The image of a character jolted into a new and unfamiliar world echoes Oates’s lifetime fascination with Alice in THROUGH THE LOOKING-GLASS, which she credits as one of her earliest influences. For example, Michaela is reminiscent of Ileana from an early Oates story “The Dead,” a takeoff on James Joyce’s story of the same name and collected in Oates’s MARRIAGES AND INFIDELTIES (1972)--a woman under totally different circumstances than Michaela in BREATHE but nonetheless caught in a psychological pressure cooker that leaves her somersaulting through hellacious, personal grief and loss and romance.

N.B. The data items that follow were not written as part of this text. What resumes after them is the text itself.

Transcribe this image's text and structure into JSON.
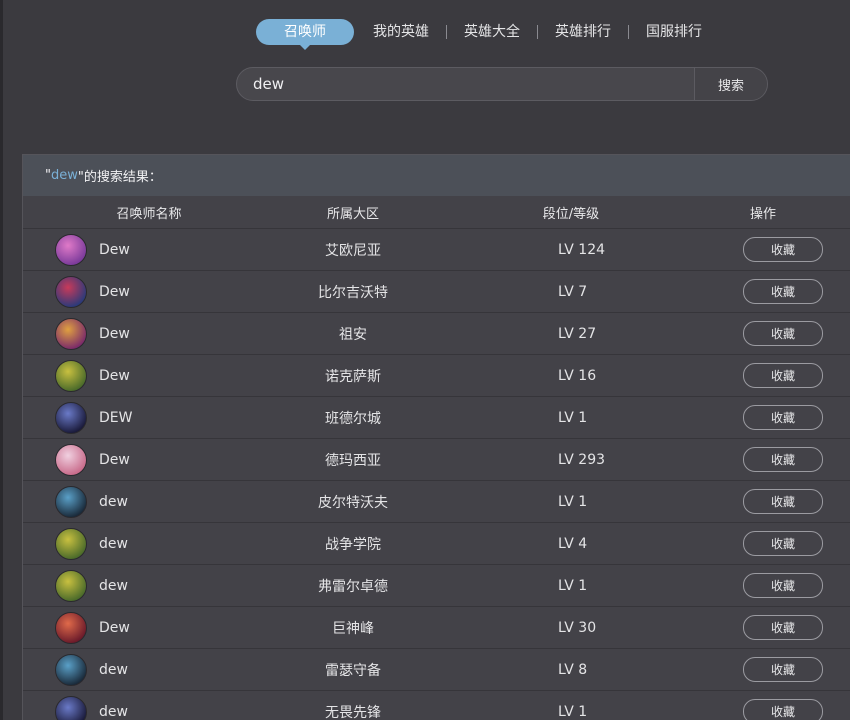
{
  "nav": {
    "tabs": [
      {
        "label": "召唤师",
        "active": true
      },
      {
        "label": "我的英雄",
        "active": false
      },
      {
        "label": "英雄大全",
        "active": false
      },
      {
        "label": "英雄排行",
        "active": false
      },
      {
        "label": "国服排行",
        "active": false
      }
    ]
  },
  "search": {
    "value": "dew",
    "button_label": "搜索"
  },
  "results": {
    "title_open_quote": "\"",
    "keyword": "dew",
    "title_suffix": "\"的搜索结果：",
    "columns": {
      "name": "召唤师名称",
      "server": "所属大区",
      "level": "段位/等级",
      "action": "操作"
    },
    "action_label": "收藏",
    "rows": [
      {
        "name": "Dew",
        "server": "艾欧尼亚",
        "level": "LV 124",
        "avatar_colors": [
          "#e07ac8",
          "#7a3a9a"
        ]
      },
      {
        "name": "Dew",
        "server": "比尔吉沃特",
        "level": "LV 7",
        "avatar_colors": [
          "#c83a5a",
          "#2a3a7a"
        ]
      },
      {
        "name": "Dew",
        "server": "祖安",
        "level": "LV 27",
        "avatar_colors": [
          "#e0a040",
          "#7a2a6a"
        ]
      },
      {
        "name": "Dew",
        "server": "诺克萨斯",
        "level": "LV 16",
        "avatar_colors": [
          "#c8c040",
          "#4a6a2a"
        ]
      },
      {
        "name": "DEW",
        "server": "班德尔城",
        "level": "LV 1",
        "avatar_colors": [
          "#6a7ac8",
          "#1a1a3a"
        ]
      },
      {
        "name": "Dew",
        "server": "德玛西亚",
        "level": "LV 293",
        "avatar_colors": [
          "#f0d0e0",
          "#c86a8a"
        ]
      },
      {
        "name": "dew",
        "server": "皮尔特沃夫",
        "level": "LV 1",
        "avatar_colors": [
          "#5aa0c8",
          "#1a2a3a"
        ]
      },
      {
        "name": "dew",
        "server": "战争学院",
        "level": "LV 4",
        "avatar_colors": [
          "#c8c040",
          "#4a6a2a"
        ]
      },
      {
        "name": "dew",
        "server": "弗雷尔卓德",
        "level": "LV 1",
        "avatar_colors": [
          "#c8c040",
          "#4a6a2a"
        ]
      },
      {
        "name": "Dew",
        "server": "巨神峰",
        "level": "LV 30",
        "avatar_colors": [
          "#e06a4a",
          "#6a1a2a"
        ]
      },
      {
        "name": "dew",
        "server": "雷瑟守备",
        "level": "LV 8",
        "avatar_colors": [
          "#5aa0c8",
          "#1a2a3a"
        ]
      },
      {
        "name": "dew",
        "server": "无畏先锋",
        "level": "LV 1",
        "avatar_colors": [
          "#6a7ac8",
          "#1a1a3a"
        ]
      }
    ]
  }
}
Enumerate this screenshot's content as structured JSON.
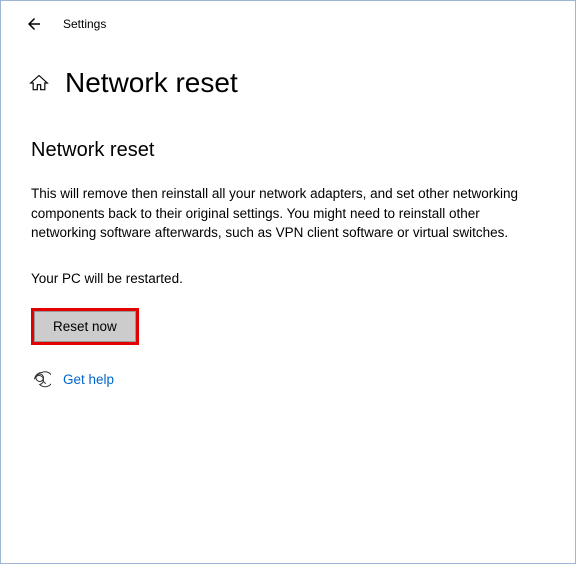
{
  "header": {
    "app_label": "Settings"
  },
  "title": "Network reset",
  "section": {
    "heading": "Network reset",
    "description": "This will remove then reinstall all your network adapters, and set other networking components back to their original settings. You might need to reinstall other networking software afterwards, such as VPN client software or virtual switches.",
    "restart_note": "Your PC will be restarted."
  },
  "buttons": {
    "reset_now": "Reset now"
  },
  "help": {
    "label": "Get help"
  },
  "colors": {
    "highlight_border": "#e30000",
    "link": "#0066cc",
    "window_border": "#9fb5d4",
    "button_bg": "#cccccc"
  }
}
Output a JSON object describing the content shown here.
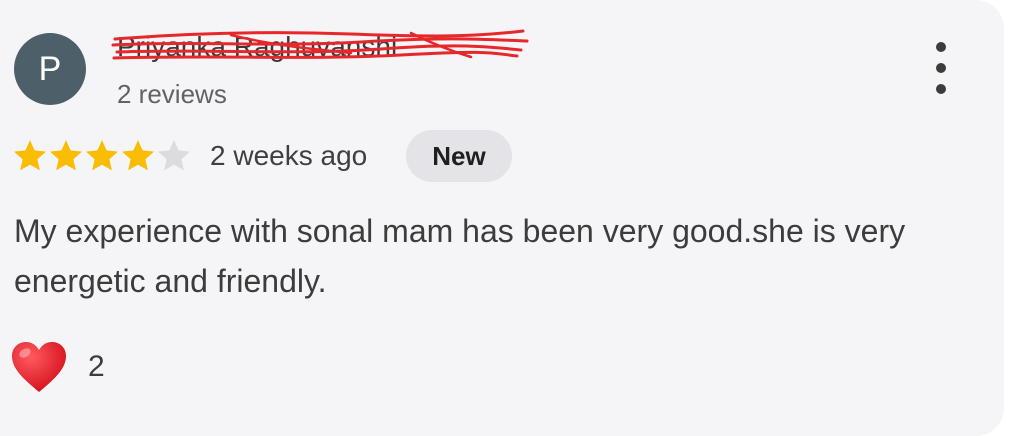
{
  "review": {
    "author": {
      "initial": "P",
      "name": "Priyanka Raghuvanshi",
      "review_count": "2 reviews"
    },
    "rating": {
      "value": 4,
      "max": 5
    },
    "time_ago": "2 weeks ago",
    "badge": "New",
    "text": "My experience with sonal mam has been very good.she is very energetic and friendly.",
    "reaction": {
      "icon": "heart-icon",
      "count": "2"
    }
  },
  "colors": {
    "card_background": "#f5f5f8",
    "avatar": "#4d6069",
    "star_filled": "#fbbc04",
    "star_empty": "#dadce0",
    "badge_background": "#e3e3e8",
    "redaction": "#e8272b",
    "heart": "#e0141e"
  }
}
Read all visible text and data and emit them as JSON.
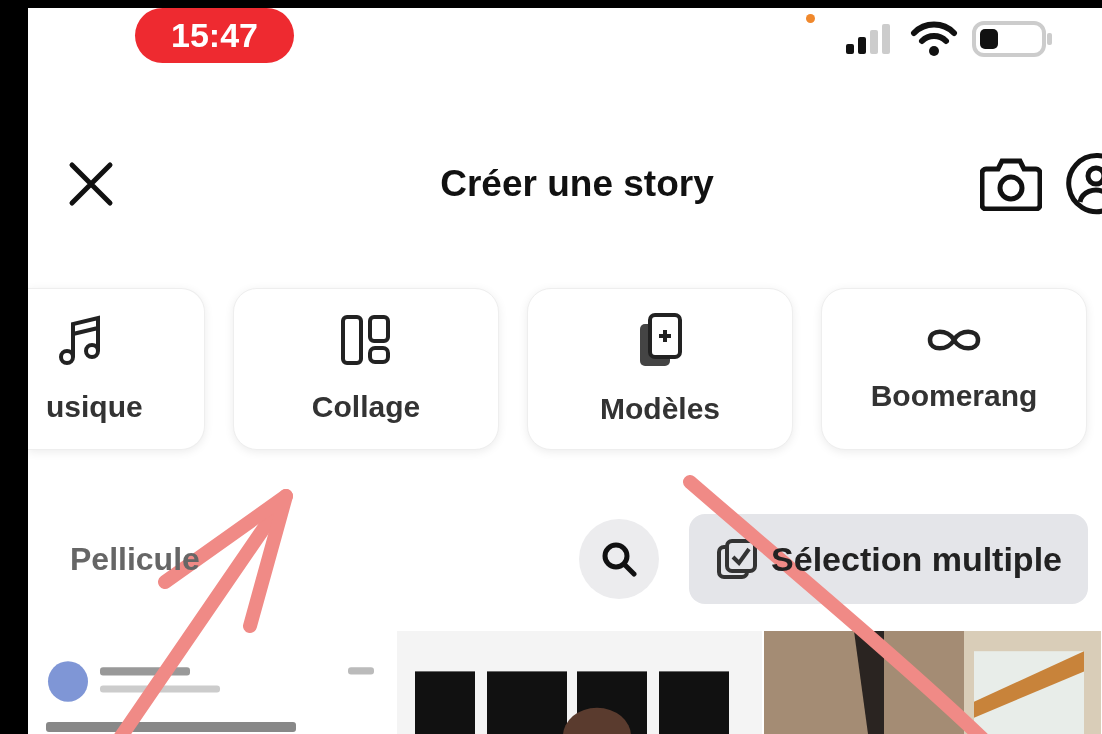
{
  "status_bar": {
    "time": "15:47"
  },
  "header": {
    "title": "Créer une story"
  },
  "modes": [
    {
      "label": "usique",
      "kind": "music",
      "cut": true
    },
    {
      "label": "Collage",
      "kind": "collage",
      "cut": false
    },
    {
      "label": "Modèles",
      "kind": "templates",
      "cut": false
    },
    {
      "label": "Boomerang",
      "kind": "infinity",
      "cut": false
    }
  ],
  "gallery": {
    "album": "Pellicule",
    "multi_select_label": "Sélection multiple",
    "tiles": [
      {
        "kind": "screenshot"
      },
      {
        "kind": "poster"
      },
      {
        "kind": "room"
      }
    ]
  }
}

Michaela suffers through sustained interior torment in counterbalance to the rudimentary functions of widowhood she must undertake, from the disposition of cremains to the task of finishing Gerard’s last manuscript. Some of this territory is familiar to readers of Oates's searing memoir, A WIDOW'S STORY (2008), about her marriage to Raymond Smith and, especially, the aftermath of his (unexpected) death. If there is autobiography to be found in Gerard, though, it is not principally Smith but Charlie Gross, Oates's second husband and the renowned father of cognitive neuroscience.
Oates renders Michaela’s confused sublimation into widowhood in the hallucinatory, dreamlike prose that has become a hallmark of her long career. As in her story “The Dead,” Oates employs a number of devices in her narrative style that simulate the protagonist's psychological unbalancing: shifts between second- and third-person points-of-view, the interrogative mood, elliptical and rhetorically repetitive prose, and so on. This style can be irritating to the reader (as is Oates’s obsessive employment of italicized prose), but it is ultimately effective in creating an indelible literary experience that is at once utterly original and frighteningly familiar.